Connexive Logics?

Just as Hartley Slater famously questioned the meaning of paraconsistency, I want to do the same hereby with connexivity, i;e., to talk about about what "connexive logics" are taken to be the name of.The talk consists of three parts.Firstly, we consider in which sense connexive logics deal with connexivity in the four main "connexive theses" (two Aristotelian, two Boethian). Several logical concepts are related to these: implication, compatibility, consistency, soudness, contradiction, impossibility.Second, we see in what sense this special class of formulas requires a special logic: (a) as theorems (or tautologies) of the form |- A -> B; (b) as semantic consequences of the form A |- B; (c) as denied inferences of the form A |-/ B. We claim that the first reading is too strong, the second is trivial for some cases, and the third is too weak.Thirdly, we propose a logical system and its "modal" extension to validate the connexive theses.
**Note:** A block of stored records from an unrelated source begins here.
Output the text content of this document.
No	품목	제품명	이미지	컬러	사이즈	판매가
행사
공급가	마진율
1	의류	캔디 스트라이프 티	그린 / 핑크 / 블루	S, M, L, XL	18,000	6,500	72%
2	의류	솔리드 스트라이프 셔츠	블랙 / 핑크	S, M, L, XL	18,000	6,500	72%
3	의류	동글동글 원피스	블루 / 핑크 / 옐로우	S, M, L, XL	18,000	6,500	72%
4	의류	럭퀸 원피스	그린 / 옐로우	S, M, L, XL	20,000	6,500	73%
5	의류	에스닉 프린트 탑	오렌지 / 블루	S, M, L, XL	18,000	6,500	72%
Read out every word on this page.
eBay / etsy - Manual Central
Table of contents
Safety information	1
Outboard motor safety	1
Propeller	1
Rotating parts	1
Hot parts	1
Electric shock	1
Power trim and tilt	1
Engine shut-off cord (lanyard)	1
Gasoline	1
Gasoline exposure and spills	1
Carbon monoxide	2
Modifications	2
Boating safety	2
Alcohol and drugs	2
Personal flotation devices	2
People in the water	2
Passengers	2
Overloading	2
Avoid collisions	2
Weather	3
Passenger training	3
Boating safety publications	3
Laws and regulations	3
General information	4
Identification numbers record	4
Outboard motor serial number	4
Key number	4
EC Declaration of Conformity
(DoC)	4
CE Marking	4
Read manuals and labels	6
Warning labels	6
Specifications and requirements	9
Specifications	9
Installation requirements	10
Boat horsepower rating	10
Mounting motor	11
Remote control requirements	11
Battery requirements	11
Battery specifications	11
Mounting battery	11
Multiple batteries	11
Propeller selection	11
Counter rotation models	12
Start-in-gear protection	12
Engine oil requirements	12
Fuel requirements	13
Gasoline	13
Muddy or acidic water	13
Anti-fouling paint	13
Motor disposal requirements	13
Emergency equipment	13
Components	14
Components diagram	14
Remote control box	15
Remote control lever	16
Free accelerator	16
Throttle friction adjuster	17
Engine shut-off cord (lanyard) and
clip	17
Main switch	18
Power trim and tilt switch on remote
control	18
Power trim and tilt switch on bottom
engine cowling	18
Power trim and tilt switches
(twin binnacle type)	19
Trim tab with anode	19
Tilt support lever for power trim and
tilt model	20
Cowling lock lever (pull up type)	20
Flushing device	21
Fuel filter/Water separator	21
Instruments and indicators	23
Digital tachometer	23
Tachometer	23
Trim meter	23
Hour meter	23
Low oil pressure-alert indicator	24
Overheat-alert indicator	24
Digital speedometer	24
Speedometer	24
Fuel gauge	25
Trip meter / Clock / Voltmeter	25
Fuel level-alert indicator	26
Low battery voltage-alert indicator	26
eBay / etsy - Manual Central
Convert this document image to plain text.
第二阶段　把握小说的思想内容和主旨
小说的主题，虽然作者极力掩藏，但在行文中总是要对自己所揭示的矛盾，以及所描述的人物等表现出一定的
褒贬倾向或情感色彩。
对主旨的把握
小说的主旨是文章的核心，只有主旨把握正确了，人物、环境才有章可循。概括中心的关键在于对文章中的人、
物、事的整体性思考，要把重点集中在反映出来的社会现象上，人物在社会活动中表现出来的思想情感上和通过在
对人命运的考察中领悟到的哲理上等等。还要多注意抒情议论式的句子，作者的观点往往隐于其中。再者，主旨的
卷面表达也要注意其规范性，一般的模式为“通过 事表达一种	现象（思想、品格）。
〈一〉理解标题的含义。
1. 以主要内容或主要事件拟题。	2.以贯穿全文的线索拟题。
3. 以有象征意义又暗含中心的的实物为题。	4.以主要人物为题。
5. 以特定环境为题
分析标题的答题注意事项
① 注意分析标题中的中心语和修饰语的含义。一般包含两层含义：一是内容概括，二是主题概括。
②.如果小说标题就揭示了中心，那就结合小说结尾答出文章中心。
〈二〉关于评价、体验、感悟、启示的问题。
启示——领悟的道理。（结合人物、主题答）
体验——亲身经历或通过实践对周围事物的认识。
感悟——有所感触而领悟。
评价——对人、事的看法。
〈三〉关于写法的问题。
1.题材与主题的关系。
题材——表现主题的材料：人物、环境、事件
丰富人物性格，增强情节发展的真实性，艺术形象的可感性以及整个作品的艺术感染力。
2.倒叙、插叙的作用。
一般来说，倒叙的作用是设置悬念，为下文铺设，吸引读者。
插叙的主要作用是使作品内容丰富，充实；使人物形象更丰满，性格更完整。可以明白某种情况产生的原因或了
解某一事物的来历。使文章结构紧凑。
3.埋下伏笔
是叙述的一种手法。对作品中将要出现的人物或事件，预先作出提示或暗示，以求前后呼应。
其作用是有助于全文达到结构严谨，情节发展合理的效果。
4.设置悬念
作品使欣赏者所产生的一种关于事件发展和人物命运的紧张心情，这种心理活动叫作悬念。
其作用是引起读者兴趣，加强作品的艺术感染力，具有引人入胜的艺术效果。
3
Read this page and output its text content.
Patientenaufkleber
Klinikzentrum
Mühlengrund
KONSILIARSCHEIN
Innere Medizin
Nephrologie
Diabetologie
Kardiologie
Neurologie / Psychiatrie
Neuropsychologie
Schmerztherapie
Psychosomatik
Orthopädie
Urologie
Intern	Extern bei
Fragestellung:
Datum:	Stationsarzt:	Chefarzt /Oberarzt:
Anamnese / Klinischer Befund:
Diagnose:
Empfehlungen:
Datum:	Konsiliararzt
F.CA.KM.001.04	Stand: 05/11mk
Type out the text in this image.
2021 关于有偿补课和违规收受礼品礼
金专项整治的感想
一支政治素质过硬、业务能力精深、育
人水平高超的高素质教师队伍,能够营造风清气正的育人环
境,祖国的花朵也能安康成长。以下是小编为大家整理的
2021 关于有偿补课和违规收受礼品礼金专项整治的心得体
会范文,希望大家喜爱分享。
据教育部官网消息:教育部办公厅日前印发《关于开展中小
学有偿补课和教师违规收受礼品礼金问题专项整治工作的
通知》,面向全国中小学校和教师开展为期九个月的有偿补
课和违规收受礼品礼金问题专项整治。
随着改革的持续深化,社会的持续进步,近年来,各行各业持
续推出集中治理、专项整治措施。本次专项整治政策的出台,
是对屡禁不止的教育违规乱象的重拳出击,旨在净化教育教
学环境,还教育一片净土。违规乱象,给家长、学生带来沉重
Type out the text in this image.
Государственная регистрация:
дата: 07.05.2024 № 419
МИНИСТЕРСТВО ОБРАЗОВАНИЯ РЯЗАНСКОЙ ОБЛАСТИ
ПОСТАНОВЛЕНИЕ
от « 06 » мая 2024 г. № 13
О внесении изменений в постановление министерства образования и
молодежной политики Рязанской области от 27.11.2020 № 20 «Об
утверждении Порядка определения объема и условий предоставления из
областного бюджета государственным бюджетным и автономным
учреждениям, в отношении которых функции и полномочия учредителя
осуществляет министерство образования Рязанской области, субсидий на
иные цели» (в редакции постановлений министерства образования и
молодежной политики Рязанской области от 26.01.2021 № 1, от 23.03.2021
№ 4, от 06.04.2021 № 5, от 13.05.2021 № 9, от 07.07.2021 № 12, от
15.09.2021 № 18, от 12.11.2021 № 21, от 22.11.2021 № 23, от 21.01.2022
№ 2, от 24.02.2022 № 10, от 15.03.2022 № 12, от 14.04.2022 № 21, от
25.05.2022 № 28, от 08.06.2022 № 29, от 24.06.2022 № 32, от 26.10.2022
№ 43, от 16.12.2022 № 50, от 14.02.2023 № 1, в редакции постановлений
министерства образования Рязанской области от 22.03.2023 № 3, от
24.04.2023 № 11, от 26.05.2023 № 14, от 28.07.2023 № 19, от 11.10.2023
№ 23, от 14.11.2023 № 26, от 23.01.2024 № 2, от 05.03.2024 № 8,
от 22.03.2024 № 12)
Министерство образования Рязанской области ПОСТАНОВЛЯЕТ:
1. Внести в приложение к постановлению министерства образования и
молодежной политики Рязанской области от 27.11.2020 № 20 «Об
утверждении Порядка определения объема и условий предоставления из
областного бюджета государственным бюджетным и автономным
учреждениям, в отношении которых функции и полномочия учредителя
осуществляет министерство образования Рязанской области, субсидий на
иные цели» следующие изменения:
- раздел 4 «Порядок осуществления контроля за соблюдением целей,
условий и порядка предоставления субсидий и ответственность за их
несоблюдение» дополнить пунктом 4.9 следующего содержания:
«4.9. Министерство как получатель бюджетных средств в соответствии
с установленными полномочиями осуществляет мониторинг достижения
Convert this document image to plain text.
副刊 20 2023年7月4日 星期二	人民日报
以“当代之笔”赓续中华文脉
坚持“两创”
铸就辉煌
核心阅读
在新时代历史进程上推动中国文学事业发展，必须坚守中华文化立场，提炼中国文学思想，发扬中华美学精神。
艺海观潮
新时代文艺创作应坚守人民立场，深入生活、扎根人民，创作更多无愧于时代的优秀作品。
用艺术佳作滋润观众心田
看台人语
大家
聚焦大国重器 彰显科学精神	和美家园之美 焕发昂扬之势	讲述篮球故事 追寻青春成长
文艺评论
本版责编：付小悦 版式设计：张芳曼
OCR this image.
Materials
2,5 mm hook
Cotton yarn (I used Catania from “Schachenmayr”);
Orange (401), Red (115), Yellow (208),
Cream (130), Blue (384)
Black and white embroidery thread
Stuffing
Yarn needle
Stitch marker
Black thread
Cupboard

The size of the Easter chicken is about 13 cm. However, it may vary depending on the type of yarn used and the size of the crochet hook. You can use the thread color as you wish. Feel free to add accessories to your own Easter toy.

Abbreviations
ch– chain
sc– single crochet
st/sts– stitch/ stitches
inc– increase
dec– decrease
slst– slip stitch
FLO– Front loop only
The first system is a four-valued logic of acceptance and rejection, AR4, which is a non-classical or deviant extension of Dunn-Belnap's FDE including a logical constant of strong implication. The second system is a doxastic logic AR4B, which includes at least four different sorts of epistemc agents with various criteria of justification. We show that one of these agents makes sense of connexive statements, thereby fulfilling the requirement (a) by a specific translation of the four connexive theses into AR4B. We also show that this belief operator behaves like the modal operator of necessity without falling into the net of Dugundji's Theorem (i.e., there is no finite characteristic matrix of any of the Lewis' systems between S1 and S5).The final result is an interpretation of connexivity in a fourth sense (d), namely, as a set of valid theorems which rely upon a "non-normal" constant of implication. The difference with "normal" implication lies in the relation between inference rules and consequence as a truth-preserving relation: Modus Ponens is still a truth-preserving relation from premise to consequence in AR4, whereas Modus Tollens is a non-falsity preserving relation.Two final appendices help to illustrate this added distinction, together with a square of belief oppositions that show the sound behavior of doxastic agents from a connexive perspective.